Bolling and his team opened the first food bank in 1979, one of the first in the country. Within the ACFB, they created a volunteer program that engaged, educated, and empowered those who chose to donate their time. They facilitated win-win partnerships with farmers, producers, wholesalers, retailers, and the hospitality community. Bolling served as ACFB’sExecutive Director from its inception until 2015 and was instrumental in helping start other food banks across Georgia, the US, and globally. Bolling offers us valuable insights on staying faithful to our calling for the long haul.

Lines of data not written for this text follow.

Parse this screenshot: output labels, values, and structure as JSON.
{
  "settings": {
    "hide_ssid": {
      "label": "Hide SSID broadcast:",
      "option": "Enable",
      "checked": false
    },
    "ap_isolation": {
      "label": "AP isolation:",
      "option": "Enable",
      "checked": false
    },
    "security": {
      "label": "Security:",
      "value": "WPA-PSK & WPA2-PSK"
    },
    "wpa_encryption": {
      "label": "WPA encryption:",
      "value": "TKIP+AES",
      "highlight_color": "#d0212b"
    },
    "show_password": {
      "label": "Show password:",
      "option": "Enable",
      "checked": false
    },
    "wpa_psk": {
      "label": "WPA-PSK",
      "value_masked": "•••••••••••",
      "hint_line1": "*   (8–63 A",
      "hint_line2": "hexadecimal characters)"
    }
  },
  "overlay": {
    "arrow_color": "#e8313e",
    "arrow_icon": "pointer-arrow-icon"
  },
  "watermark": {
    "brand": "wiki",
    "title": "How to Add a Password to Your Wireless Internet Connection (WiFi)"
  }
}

Connecting faith, service, and diversity

Diversity was a great asset in every aspect of his work. When he and his wife created an interfaith community in downtown Atlanta, they wanted to serve others and celebrate religious ideals from each tradition. They invited Muslims, Jews, Christians, Buddhists, and spiritual seekers to their community, where everyone lived, ate, worked, and worshiped together.

From that experience, he found the best way to bring about change was to create programs and environments that built trust and focused on what people have in common vs. what divides us. He quickly learned that food was an excellent tool for community building. One of the first initiatives ACFB created was the Atlanta Hunger Walk. It was a perfect vehicle to invite people from all ages, races, and religions to put aside their differences and come together around a common call – to feed the hungry.

Bill also came to understand that needs and issues were inevitably connected. Access to healthy food is essential in creating better health, educational, and environmental outcomes. This is why ACFB also addressed affordable housing, urban agriculture, job readiness, food as health, support of educational efforts, and the distribution of many different commodities beyond food.

The value of criticism

People often asked Bolling why they added inclusive programs inside a food bank. Wasn’t he concerned about straying from their mission? This is where a mission statement is of utmost importance. ACFB’s mission – “to engage, educate, and empower the community to fight hunger” - was intentionally broad, inclusive, and inviting.

The call was to unify and work together around a common cause, so it was necessary to build a big tent where everyone felt safe and welcome and where it takes everyone working together to succeed.

Skeptics and critics are essential because they cause us to continue to reflect, learn from our experiences, and work from our strengths.

Lessons for leaders

The most significant way for communities to unite around a cause today is to:

  • Focus on what we all have in common.

  • Create win-win partnerships.

  • Listen to potential partners to understand their needs.

  • Identify the constituency of people and organizations that want you to succeed and invite them to the table to participate.

  • Celebrate success.

  • Create ways to work together physically.

  • And to always give others credit. The biggest lesson Bolling has for emerging leaders is to be a good listener. Listen to those you want to serve and those who want to help. From there, you can:

  • Learn the language and needs of businesses, government, non-profits, civic organizations, and individuals.

  • Focus on what creates unity vs. division.

  • Create and nurture a supportive and diverse community around your efforts.

  • Measure yourself by how faithful you are to your calling vs. the output of your efforts.

  • Create an environment that is safe and respects and celebrates differences.

  • Create a unifying theme that connects all aspects of your life and work.

  • And learn to sustain and stay strong through challenging times. This requires one to do interior work to know what inspires and sustains their efforts.

If Bolling could talk to his younger self, he would say that to sustain your ideals over a lifetime, you need to stay strong in your body, heart, and soul. For one’s calling to serve can only be sustained by the community one surrounds themselves with. And to be in it for the long haul, one must stay faithful to their deepest calling.